Precedentemente infatti Farah aveva raccontato di essere arrivato a Londra come rifugiato all’età di otto anni ed essersi ricongiunto col padre insieme ad altri due fratelli, per decisione dei genitori che volevano per loro un futuro migliore anche a costo di dividere la famiglia. Nel documentario ha raccontato invece di essere stato portato a Londra sotto falso nome da una persona sconosciuta, dopo essere scappato dalla guerra in Somalia.
«Quando avevo quattro anni mio padre fu ucciso nella guerra civile e la famiglia si è divisa», racconta nel documentario, «sono stato separato da mia madre e portato nel Regno Unito illegalmente». Dopo la morte del padre, Farah e il fratello gemello Hassan furono mandati da uno zio nel vicino stato del Gibuti: lì Farah racconta di aver ricevuto alcune visite da parte di una donna che lo osservava. Prima di metterlo su un aereo, gli dissero che sarebbe partito per l’Europa per raggiungere alcuni parenti.
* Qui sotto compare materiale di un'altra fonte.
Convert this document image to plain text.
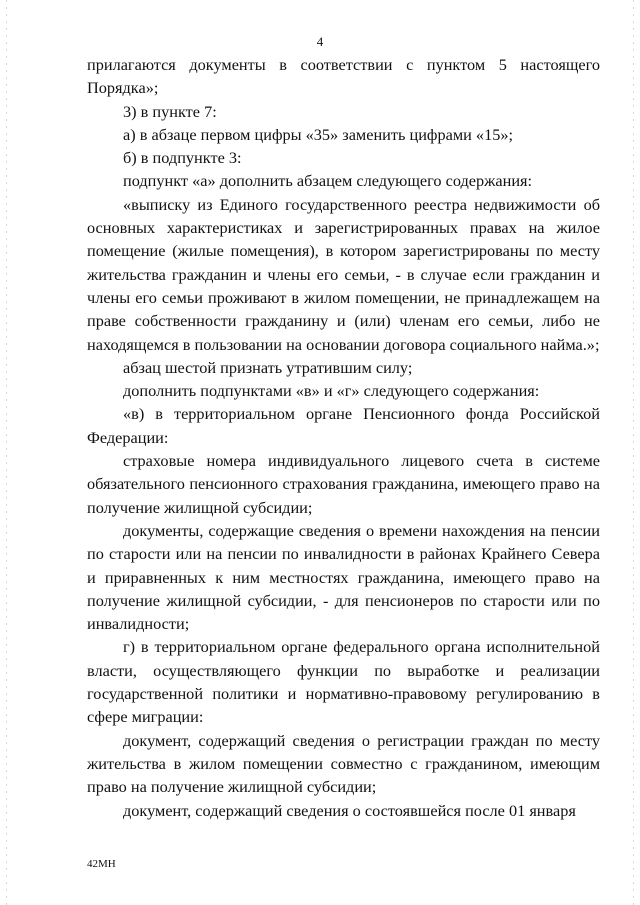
4

прилагаются документы в соответствии с пунктом 5 настоящего Порядка»;

3) в пункте 7:

а) в абзаце первом цифры «35» заменить цифрами «15»;

б) в подпункте 3:

подпункт «а» дополнить абзацем следующего содержания:

«выписку из Единого государственного реестра недвижимости об основных характеристиках и зарегистрированных правах на жилое помещение (жилые помещения), в котором зарегистрированы по месту жительства гражданин и члены его семьи, - в случае если гражданин и члены его семьи проживают в жилом помещении, не принадлежащем на праве собственности гражданину и (или) членам его семьи, либо не находящемся в пользовании на основании договора социального найма.»;

абзац шестой признать утратившим силу;

дополнить подпунктами «в» и «г» следующего содержания:

«в) в территориальном органе Пенсионного фонда Российской Федерации:

страховые номера индивидуального лицевого счета в системе обязательного пенсионного страхования гражданина, имеющего право на получение жилищной субсидии;

документы, содержащие сведения о времени нахождения на пенсии по старости или на пенсии по инвалидности в районах Крайнего Севера и приравненных к ним местностях гражданина, имеющего право на получение жилищной субсидии, - для пенсионеров по старости или по инвалидности;

г) в территориальном органе федерального органа исполнительной власти, осуществляющего функции по выработке и реализации государственной политики и нормативно-правовому регулированию в сфере миграции:

документ, содержащий сведения о регистрации граждан по месту жительства в жилом помещении совместно с гражданином, имеющим право на получение жилищной субсидии;

документ, содержащий сведения о состоявшейся после 01 января

42МН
Quando arrivò nel Regno Unito però la donna che lo aveva accompagnato prese il foglio su cui era scritto l’indirizzo dei suoi parenti e davanti a lui lo strappò e lo buttò nel cestino. Nel documentario Farah dice che in quel momento seppe di essere nei guai. Gli diedero un documento d’identità falso col nome Mohamed Farah, rubato a un altro bambino, e finì a vivere nella casa di una coppia sposata che lo maltrattava, occupandosi dei lavori domestici e di accudire i figli. Per il documentario, BBC ha contattato la donna che ha portato Farah a Londra ma non ha ottenuto risposta.
Fino all’età di 12 anni non gli fu permesso di andare a scuola. Quando cominciò a frequentare il Feltham Community College, ha raccontato la sua ex tutor intervistata nel documentario, era un bambino trascurato ed «emotivamente e culturalmente alienato». A scuola cominciò a dedicarsi e ad appassionarsi all’atletica con ottimi risultati e confidò all’insegnante di educazione fisica, Alan Watkinson, la sua storia. Watkinson si occupò di contattare i servizi sociali e fare in modo che Farah venisse dato in affido a un’altra famiglia.
Nel documentario Farah dice di aver deciso di parlare della propria storia per il desiderio di voler essere onesto con i propri figli, perché finché avesse continuato a tenerlo segreto non si sarebbe mai sentito davvero se stesso.
Farah ha ammesso di essere preoccupato che i fatti raccontati possano avere ripercussioni sul suo status di immigrato, dal momento che la cittadinanza britannica che ha ottenuto nel 2000 si basa su un furto d’identità. Ma il ministero degli Interni del Regno Unito ha dichiarato che non ci sarà alcuna conseguenza. Farah ha detto di voler continuare a portare il nome che gli è stato dato al suo ingresso nel Regno Unito: nel documentario, viene mostrato anche l’incontro tra Farah e l’uomo a cui l’identità era stata rubata, il “vero” Mohamed Farah.